Tuesday, August 4, 2015

I was denied foodstamps recently because I do not see how to get all the nonexistant details so that I can show that I do not have the house that is still in my name becuse I cannot find out how to quitclaim it to my divorcing wife. I need to learn how to do a thing that we also would need to learn how to do if I were to complete the divorce papers. We've been separated more than 6 years and we are absolutely not getting back together. it is absolutely not my house. I absolutely cannot get any equity out of it. But that is the reason I'm denied foodstamps. Actually they also might be concerned I can only show all $600 dollars or whatever clients paid on my wannabe self employment this year but I cercainly cannot say how much business expenses were and asked if I had any. Of course I do! I just have no clue how to say what they were. Books were lost before in failed computer and I didn't keep them right and random papers with important information were lost. I have no clue.

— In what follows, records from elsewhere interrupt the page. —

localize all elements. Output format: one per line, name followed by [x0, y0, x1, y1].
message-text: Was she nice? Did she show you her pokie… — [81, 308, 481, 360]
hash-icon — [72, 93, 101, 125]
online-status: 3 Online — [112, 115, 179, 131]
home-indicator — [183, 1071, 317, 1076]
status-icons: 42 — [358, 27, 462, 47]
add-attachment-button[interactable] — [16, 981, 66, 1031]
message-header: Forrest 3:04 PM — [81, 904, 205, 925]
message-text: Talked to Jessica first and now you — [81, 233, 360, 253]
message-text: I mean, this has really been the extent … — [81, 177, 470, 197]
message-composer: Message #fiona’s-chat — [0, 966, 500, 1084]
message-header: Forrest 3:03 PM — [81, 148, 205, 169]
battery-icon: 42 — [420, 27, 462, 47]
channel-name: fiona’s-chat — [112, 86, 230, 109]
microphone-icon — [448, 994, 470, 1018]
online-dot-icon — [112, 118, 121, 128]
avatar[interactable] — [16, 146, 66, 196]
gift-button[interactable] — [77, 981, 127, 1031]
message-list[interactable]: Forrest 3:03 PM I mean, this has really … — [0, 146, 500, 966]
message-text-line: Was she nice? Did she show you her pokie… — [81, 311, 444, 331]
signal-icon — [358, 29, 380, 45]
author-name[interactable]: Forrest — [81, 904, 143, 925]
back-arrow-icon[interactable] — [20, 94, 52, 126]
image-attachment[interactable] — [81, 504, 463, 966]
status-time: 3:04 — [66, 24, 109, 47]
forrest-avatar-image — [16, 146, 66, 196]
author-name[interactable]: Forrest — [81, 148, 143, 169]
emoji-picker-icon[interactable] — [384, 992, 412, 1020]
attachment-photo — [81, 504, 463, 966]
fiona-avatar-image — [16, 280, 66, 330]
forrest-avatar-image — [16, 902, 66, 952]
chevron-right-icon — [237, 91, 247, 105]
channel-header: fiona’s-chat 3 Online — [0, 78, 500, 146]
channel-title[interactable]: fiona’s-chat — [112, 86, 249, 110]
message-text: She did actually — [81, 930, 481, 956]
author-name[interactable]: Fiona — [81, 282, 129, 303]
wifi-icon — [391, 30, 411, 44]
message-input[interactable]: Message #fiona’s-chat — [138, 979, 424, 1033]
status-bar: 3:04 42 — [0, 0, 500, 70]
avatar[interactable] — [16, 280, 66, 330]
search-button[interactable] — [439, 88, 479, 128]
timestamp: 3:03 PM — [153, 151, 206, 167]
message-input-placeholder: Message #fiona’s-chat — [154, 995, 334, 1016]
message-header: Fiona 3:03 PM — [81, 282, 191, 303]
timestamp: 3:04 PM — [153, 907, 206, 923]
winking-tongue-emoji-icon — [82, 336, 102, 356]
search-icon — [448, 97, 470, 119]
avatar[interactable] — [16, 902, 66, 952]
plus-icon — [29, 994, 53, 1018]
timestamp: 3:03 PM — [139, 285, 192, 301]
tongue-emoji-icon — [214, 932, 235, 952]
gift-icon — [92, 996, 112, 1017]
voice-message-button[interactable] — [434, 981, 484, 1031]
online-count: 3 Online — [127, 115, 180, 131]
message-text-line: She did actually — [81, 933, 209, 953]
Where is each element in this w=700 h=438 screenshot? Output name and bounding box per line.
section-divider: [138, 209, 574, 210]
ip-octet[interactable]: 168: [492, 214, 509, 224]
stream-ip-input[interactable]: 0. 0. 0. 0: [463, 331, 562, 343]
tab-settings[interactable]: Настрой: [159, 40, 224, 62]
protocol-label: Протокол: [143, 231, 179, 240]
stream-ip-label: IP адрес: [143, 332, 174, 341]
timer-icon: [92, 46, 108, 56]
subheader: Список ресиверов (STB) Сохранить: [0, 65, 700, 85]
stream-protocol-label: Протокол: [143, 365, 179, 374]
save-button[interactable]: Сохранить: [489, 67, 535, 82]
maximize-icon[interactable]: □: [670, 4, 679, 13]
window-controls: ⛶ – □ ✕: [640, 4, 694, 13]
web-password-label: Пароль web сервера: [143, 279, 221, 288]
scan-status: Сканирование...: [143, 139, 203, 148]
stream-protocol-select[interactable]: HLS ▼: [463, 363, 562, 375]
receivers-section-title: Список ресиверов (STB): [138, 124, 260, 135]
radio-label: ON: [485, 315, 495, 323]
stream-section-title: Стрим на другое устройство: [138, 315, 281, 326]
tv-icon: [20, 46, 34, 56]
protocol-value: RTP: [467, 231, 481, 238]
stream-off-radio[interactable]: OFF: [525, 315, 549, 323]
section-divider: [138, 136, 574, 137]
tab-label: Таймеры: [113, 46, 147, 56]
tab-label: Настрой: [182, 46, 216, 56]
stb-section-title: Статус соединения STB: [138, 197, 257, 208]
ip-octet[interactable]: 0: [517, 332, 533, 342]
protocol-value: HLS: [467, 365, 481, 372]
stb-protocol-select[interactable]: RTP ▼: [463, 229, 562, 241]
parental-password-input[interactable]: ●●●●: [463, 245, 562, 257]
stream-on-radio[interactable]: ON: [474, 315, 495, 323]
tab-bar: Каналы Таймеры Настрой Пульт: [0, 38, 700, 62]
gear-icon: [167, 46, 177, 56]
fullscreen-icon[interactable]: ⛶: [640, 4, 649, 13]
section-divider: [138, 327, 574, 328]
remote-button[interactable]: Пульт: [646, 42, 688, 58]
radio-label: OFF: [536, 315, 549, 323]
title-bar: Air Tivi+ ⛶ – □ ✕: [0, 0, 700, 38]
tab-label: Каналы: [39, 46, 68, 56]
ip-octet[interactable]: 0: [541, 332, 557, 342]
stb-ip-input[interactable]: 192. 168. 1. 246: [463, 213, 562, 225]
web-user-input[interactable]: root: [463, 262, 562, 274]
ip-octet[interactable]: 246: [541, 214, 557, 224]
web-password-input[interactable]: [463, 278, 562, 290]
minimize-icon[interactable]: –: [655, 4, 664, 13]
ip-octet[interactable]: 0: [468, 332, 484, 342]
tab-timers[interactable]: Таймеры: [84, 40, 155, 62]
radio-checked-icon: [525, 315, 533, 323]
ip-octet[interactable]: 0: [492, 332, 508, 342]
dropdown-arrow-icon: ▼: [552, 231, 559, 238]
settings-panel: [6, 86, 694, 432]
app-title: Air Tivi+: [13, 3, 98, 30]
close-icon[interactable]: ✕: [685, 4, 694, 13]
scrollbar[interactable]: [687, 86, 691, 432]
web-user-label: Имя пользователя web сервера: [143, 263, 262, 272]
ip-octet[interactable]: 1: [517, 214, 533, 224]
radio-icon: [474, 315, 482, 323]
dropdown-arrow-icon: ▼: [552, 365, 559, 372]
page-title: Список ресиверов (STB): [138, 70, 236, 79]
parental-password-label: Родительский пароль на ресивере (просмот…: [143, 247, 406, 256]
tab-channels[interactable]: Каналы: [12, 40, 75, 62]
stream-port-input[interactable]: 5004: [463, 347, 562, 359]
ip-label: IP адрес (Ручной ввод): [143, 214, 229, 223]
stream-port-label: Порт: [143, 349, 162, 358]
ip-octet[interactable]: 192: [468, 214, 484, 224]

Tomorrow I had appointment for therapy help because my mental functioning is extremely non-functional. Tonight just before closing time the clinic called to tell me that DWS did not deny only foodstamps which I could live with but denied my entire Medicaid! Now I cannot even go tomorrow and get help to comprehend why they denied me because that is what my appointment was for with a social worker right after the therapist. This is absolutely impossible for me to understand how I am supposed to stay alive!

Too bad just today I was about to refil my antidepressant on medicaid. Honestly if I had not been given this medication a few weeks ago I would have KILLED MYSELF this evening when they told me this!!!
I am only writing this right now, still breathing, because I understand that I have a few more days to live and maybe somebody will step in and save my life before I do it.